Silvia Sartori è una giovane studentessa di lingue a Padova quando la sua strada incrocia quella dei Comboniani. Sono i primi anni 2000 e si ritrovava fra le mani il mensile Nigrizia. Pagina dopo pagina quei racconti di terre lontane aprono il suo cuore. La giovane scrive a padre Dario Bossi e lui la invita al Gim. «Gli occhi dei missionari – racconta suor Silvia – trasmettevano gioia mentre raccontavano le storie di popoli lontani. Una gioia semplice e pura che non avevo mai visto». Inizia il suo personale cammino di discernimento che nel 2006 la introduce al postulato. Da Piove di Sacco parte per due anni a Granada, torna in Italia per il noviziato e infine trascorre quattro anni in Ecuador. Oggi è in Perù per avviare processi di integrazione della popolazione più povera del Paese.

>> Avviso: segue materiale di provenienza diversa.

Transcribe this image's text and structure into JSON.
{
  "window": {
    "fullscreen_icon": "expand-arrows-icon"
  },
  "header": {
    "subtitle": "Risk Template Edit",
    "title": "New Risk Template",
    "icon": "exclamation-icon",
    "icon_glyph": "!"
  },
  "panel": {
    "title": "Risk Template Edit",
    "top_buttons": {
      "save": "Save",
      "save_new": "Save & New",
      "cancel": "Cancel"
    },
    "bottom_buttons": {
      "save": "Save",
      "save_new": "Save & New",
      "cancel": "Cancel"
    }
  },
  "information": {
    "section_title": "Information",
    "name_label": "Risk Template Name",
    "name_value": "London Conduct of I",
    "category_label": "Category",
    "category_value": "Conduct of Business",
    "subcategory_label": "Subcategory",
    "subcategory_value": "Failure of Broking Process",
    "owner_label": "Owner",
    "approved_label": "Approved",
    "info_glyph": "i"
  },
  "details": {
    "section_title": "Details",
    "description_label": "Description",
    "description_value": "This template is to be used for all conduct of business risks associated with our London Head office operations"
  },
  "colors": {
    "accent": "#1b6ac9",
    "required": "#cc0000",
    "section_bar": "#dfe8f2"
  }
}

Accoglienza, sorpresa e spiritualità sono le tre parole chiave che fratel Alberto Parise usa per spiegare il suo essere Comboniano. Erano gli anni Novanta e, da studente di architettura, viveva al Torresino, e non capiva bene quale sarebbe stata la sua strada da grande. Durante un incontro di spiritualità a Monselice viene colpito dall’accoglienza dei gruppi Gim e comprende che la spiritualità nasce dalla riscoperta della parola di Dio come chiave di lettura del mondo. Queste le basi della sua scelta missionaria che lo hanno portato per 18 anni in Kenya, prima nel ministero sociale nelle barracopoli poi come direttore di quello che oggi è l’Istitute for social transformation del Tangaza University college. Oggi è nell’équipe del Segreteriato generale della missione.

Teresa Zenere, di Centrale di Zugliano, ha trascorso ben 21 anni fino al 2014 tra Ecuador, Messico e Costa Rica, oltre a un’esperienza di volontariato alla Emi. È una delle secolari la cui vocazione è nata attorno al seminario di Thiene e tutt’ora sono attive nell’animazione missionaria. «Il carisma missionario è uno dei motori della Chiesa – riflette – ed è particolarmente in sintonia con il magistero di Francesco. La Chiesa in uscita non può che essere a contatto con le ferite dell’umanità e prendersi cura della carne di Cristo. Tutto questo oggi è necessario anche in Europa, non solo in terre lontane. Mons. Leonidas Proaño, uno dei vescovi profeti dell’Ecuador, sosteneva che alla fine della vita “restano gli alberi che hai piantato”. Dopo cento anni vediamo come il bene fatto non si è disperso, i Signore è sempre all’opera, gioiamo di tutto il bene di questo secolo di storia».

Josè Speggiorin ha 68 anni e si sente parte della famiglia comboniana da quando era trentenne cioè dal giorno in cui ha seguito a Padova la sua prima domenica Gim. «In quegli anni ero alla ricerca di un’esperienza forte che desse un senso alla mia vita e l’idea di partire in missione mi parve fantastica». Così da Albignasego, dopo due mesi di preparazione, Josè parte con un padre comboniano per la Repubblica Centro Africana e inizia la sua avventura spirituale che negli anni lo ha visto tra i fondatori di Unica Terra, tra gli organizzatori della prima Festa dei popoli. Oggi è padre di cinque figli e prosegue il suo cammino come laico missionario comboniano.